Читать «Танец Анитры» онлайн

Николай Владимирович Димчевский

Николай Димчевский

ТАНЕЦ АНИТРЫ

В этом заснеженном мире кабина словно капля тепла, пропахшего соляркой и табаком. Иногда я мысленно взлетаю в белесое поднебесье, повисаю в обжигающем морозе и вижу черную крупинку трактора, нацепленную на серую нитку следа. А нитка вытягивается из-за горизонта, и не видать ее начала. Среди низких таежных сопок, рядом с пустынным руслом реки так она тонка: дунь — порвется. Не верится, что можно протянуть ее по этой мертвой бесконечности…

И я опускаюсь обратно к скорлупке кабины, отгородившей меня от просторов жестокого холода.
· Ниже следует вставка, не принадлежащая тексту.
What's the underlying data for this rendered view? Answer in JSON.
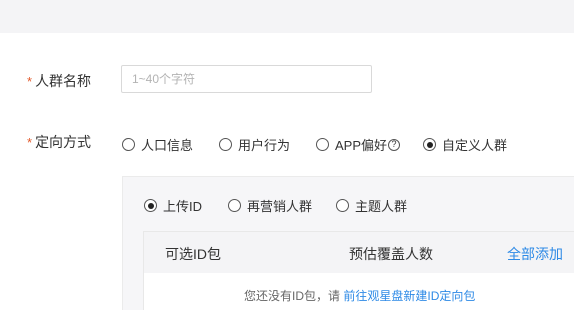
{
  "form": {
    "required_mark": "*",
    "name_label": "人群名称",
    "name_placeholder": "1~40个字符",
    "targeting_label": "定向方式"
  },
  "targeting_options": [
    {
      "label": "人口信息",
      "checked": false
    },
    {
      "label": "用户行为",
      "checked": false
    },
    {
      "label": "APP偏好",
      "checked": false,
      "help": "?"
    },
    {
      "label": "自定义人群",
      "checked": true
    }
  ],
  "source_options": [
    {
      "label": "上传ID",
      "checked": true
    },
    {
      "label": "再营销人群",
      "checked": false
    },
    {
      "label": "主题人群",
      "checked": false
    }
  ],
  "table": {
    "col1": "可选ID包",
    "col2": "预估覆盖人数",
    "add_all": "全部添加",
    "empty_text": "您还没有ID包，请",
    "empty_link": "前往观星盘新建ID定向包"
  }
}
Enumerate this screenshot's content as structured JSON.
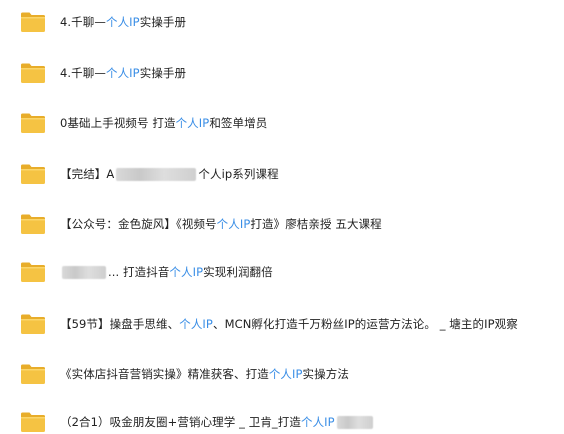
{
  "items": [
    {
      "parts": [
        {
          "t": "4.千聊—",
          "h": false
        },
        {
          "t": "个人IP",
          "h": true
        },
        {
          "t": "实操手册",
          "h": false
        }
      ]
    },
    {
      "parts": [
        {
          "t": "4.千聊—",
          "h": false
        },
        {
          "t": "个人IP",
          "h": true
        },
        {
          "t": "实操手册",
          "h": false
        }
      ]
    },
    {
      "parts": [
        {
          "t": "0基础上手视频号 打造",
          "h": false
        },
        {
          "t": "个人IP",
          "h": true
        },
        {
          "t": "和签单增员",
          "h": false
        }
      ]
    },
    {
      "parts": [
        {
          "t": "【完结】A",
          "h": false
        },
        {
          "blur": 80
        },
        {
          "t": "个人ip系列课程",
          "h": false
        }
      ]
    },
    {
      "parts": [
        {
          "t": "【公众号：金色旋风】《视频号",
          "h": false
        },
        {
          "t": "个人IP",
          "h": true
        },
        {
          "t": "打造》廖桔亲授 五大课程",
          "h": false
        }
      ]
    },
    {
      "parts": [
        {
          "blur": 44
        },
        {
          "t": "...  打造抖音",
          "h": false
        },
        {
          "t": "个人IP",
          "h": true
        },
        {
          "t": "实现利润翻倍",
          "h": false
        }
      ]
    },
    {
      "parts": [
        {
          "t": "【59节】操盘手思维、",
          "h": false
        },
        {
          "t": "个人IP",
          "h": true
        },
        {
          "t": "、MCN孵化打造千万粉丝IP的运营方法论。 _ 塘主的IP观察",
          "h": false
        }
      ]
    },
    {
      "parts": [
        {
          "t": "《实体店抖音营销实操》精准获客、打造",
          "h": false
        },
        {
          "t": "个人IP",
          "h": true
        },
        {
          "t": "实操方法",
          "h": false
        }
      ]
    },
    {
      "parts": [
        {
          "t": "（2合1）吸金朋友圈+营销心理学 _ 卫肯_打造",
          "h": false
        },
        {
          "t": "个人IP",
          "h": true
        },
        {
          "blur": 36
        }
      ]
    }
  ],
  "colors": {
    "highlight": "#3a8ee6",
    "folder_body": "#f5c343",
    "folder_tab": "#e8ad2a"
  },
  "icon": "folder-icon"
}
Работает двигатель. Я засыпаю и просыпаюсь под его урчание, вдыхая его тепло. Который день его не выключаю. И нельзя выключать — замерзнешь. А если не замерзнешь, то утром сколько возни. За ночь так проморозит, так схватит и просквозит металл, что сталь делается хрупкой и детали могут полететь разом. Конечно, научился я и промерзший двигатель пускать. На санях у меня разрезанная пополам железная бочка. Нальешь в нее солярки, поставишь между гусеницами на снег и подожжешь, а сверху на капот бросишь брезент. Лишь так и можно отогреть заледенелое сердце машины.

В этих краях тягучая, нескончаемая, коченеющая зима. Самая для нас в такую пору работа. Летом не сунешься никуда через болота. Лишь зимой открываются проломные дороги напрямик.

Так и живу я в кабине трактора. Совсем отвык от людей. Покажись на пути человек, не поверил бы глазам. Не может тут быть людей. Знаю: не может быть. Лишь в конце пути, еще в неделе езды, если все будет хорошо, приеду я к домику, где живет наш геолог, и там неподалеку охотничье зимовье.

Очень хороший этот домик. Я привез его еще по первопутку на санях и поставил под сопкой в тихом месте. Уж я его утеплил — лучше нельзя. С трех сторон нагреб пуховые сугробы, накрыл по самую крышу. А внутри печечка, столик у оконца и откидные лавки, как в вагоне.

Голутвин, геолог, там остался. Что ему! Отсиживается в тепле, охотится, к лету готовится. Скоро с ним увижусь, с бородатым неряхой, с приветливым и бесшабашным моим другом. Половина пути осталась.

В белой пустыне, в одинаковости дней и ночей можно отчаяться, если б не это мое дело — вести машину, тащить сани с оборудованием. И еще — это уж так, для души — я напеваю мелодии Грига. Много их у меня, все, что передают по радио. На базе, как доберусь до приемника, не оттащишь — буду слушать музыку. Редко такое удается, еще реже — напасть на Грига. Поэтому и запоминаю, чтоб взять с собой.

В долгих поездках, когда совсем один, очень люблю вспоминать его музыку. Очень. И удивительно мне, как мог человек такое сделать, и приятно, что сам все это помню, все могу повторить, будто целый оркестр у меня в голове. Ни на чем не умею играть, а музыку запоминаю и не забываю. Который раз слушаю каждую вещь, и не надоедает.

Так дни и ночи нанизываются на дорогу, на мелодии и шум мотора. И зимняя пустыня, будто прислушиваясь, покорно ложится под гусеницы. Ни ветром, ни пургой не заметает моего следа…

Медленно, однообразно тянется время, словно загустевшее на морозе. Очень уж сегодня он крепок. В кабину ледяными змеями вползает из каждой щелки.